We successfully developed new PTFs for two tropical mountain regions. The comparison with readily available PTFs showed their high performance with respect to predicting soil water retention for the soils in these areas. This is of particular importance for soil hydrological modeling. The applicability of the two PTFs in other areas with similar soils still has to be tested. The PTF developed for the Páramo area is novel, as PTFs for tropical organic soils under volcanic influence have been unavailable to date.

Furthermore, our study presents the first successful application of parameter tuning by differential evolution in PTF development.
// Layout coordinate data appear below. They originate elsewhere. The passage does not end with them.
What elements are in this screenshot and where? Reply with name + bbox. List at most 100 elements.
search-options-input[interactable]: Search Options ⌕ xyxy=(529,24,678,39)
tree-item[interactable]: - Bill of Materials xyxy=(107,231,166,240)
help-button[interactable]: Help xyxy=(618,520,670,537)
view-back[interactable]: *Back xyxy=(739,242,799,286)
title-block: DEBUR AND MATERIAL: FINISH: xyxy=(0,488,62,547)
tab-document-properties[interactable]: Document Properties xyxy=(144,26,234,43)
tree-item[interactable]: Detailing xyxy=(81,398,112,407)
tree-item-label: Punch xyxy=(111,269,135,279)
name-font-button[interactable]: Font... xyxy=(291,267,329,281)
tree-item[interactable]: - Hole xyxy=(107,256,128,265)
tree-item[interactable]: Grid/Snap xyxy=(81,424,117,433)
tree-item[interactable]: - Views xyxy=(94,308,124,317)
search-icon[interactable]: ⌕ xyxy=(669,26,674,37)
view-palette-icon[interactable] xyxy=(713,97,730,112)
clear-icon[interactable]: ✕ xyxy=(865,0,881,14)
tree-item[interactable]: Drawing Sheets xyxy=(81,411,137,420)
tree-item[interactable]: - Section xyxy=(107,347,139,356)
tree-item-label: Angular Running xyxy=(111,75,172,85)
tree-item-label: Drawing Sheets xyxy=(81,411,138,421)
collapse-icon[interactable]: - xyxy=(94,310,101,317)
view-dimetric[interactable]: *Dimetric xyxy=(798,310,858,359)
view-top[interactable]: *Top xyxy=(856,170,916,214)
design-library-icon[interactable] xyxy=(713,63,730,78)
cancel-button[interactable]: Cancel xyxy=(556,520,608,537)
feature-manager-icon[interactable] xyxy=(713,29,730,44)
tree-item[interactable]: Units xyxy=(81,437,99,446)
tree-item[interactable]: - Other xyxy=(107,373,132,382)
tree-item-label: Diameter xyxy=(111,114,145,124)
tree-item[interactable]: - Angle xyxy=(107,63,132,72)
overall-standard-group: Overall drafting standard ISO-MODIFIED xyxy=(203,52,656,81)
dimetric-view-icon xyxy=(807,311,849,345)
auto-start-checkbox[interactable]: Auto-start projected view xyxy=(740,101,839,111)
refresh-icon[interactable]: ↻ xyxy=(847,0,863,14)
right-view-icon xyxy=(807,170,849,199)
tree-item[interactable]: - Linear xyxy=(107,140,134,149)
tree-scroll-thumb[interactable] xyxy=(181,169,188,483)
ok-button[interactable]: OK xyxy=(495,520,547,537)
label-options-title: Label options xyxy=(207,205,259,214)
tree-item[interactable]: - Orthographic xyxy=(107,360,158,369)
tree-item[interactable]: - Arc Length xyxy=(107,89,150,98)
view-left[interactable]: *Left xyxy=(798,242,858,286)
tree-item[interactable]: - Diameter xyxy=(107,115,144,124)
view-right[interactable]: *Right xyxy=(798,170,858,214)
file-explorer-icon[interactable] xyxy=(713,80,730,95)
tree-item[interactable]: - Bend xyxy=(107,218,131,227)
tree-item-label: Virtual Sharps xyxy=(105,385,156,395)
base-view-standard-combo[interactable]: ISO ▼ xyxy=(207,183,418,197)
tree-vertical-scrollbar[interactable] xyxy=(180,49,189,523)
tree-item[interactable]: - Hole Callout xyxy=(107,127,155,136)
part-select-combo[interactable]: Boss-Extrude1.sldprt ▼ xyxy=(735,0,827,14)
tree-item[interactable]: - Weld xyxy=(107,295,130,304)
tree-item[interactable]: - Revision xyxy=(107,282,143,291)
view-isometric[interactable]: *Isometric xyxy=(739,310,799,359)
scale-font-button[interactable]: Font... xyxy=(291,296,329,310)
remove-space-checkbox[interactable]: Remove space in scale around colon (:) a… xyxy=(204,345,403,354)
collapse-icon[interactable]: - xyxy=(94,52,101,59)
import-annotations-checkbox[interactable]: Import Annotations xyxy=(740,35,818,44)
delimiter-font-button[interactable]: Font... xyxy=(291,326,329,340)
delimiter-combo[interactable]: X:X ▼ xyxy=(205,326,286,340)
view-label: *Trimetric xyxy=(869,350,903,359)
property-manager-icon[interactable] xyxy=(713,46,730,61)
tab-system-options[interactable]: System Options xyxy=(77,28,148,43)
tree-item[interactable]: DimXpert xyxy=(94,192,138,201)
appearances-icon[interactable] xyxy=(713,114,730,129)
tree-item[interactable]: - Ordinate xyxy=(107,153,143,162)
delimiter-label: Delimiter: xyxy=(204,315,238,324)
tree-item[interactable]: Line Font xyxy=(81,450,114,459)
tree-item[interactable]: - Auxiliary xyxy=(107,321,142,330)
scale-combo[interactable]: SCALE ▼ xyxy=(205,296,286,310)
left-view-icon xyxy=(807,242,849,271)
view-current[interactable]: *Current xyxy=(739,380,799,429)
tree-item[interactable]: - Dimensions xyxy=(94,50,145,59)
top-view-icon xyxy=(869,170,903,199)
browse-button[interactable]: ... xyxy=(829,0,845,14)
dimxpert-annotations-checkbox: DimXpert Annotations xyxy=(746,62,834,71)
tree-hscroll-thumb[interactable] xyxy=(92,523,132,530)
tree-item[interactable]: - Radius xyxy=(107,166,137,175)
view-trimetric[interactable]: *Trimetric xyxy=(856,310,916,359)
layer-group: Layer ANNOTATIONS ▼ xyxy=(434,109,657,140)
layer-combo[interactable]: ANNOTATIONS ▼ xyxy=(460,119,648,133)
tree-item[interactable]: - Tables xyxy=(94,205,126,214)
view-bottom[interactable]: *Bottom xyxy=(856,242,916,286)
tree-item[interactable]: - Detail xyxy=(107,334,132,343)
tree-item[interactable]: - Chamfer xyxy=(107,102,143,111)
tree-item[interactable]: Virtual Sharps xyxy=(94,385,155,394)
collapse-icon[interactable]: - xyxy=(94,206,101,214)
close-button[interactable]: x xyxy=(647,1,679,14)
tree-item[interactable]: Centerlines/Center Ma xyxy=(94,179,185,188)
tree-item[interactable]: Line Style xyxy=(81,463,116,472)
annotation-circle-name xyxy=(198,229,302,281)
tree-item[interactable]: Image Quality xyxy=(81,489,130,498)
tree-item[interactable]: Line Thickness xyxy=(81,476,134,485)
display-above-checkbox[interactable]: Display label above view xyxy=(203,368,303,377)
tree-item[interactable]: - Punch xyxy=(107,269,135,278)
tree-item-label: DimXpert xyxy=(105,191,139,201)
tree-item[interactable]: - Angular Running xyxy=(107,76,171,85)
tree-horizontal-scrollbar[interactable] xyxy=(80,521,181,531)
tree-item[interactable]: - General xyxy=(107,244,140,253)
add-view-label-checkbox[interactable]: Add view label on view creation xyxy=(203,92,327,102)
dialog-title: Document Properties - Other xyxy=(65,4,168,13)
The comparison with the standard grid search technique revealed the superiority of the differential evolution algorithm and emphasizes the importance of parameter tuning for the successful application of machine-learning models. Of course, this finding has to be confirmed by further applications in pedometrics, including different machine-learning algorithms. We hope to promote the implementation of optimization algorithms within the pedometrics community, especially for tuning of machine-learning algorithms with continuous parameters.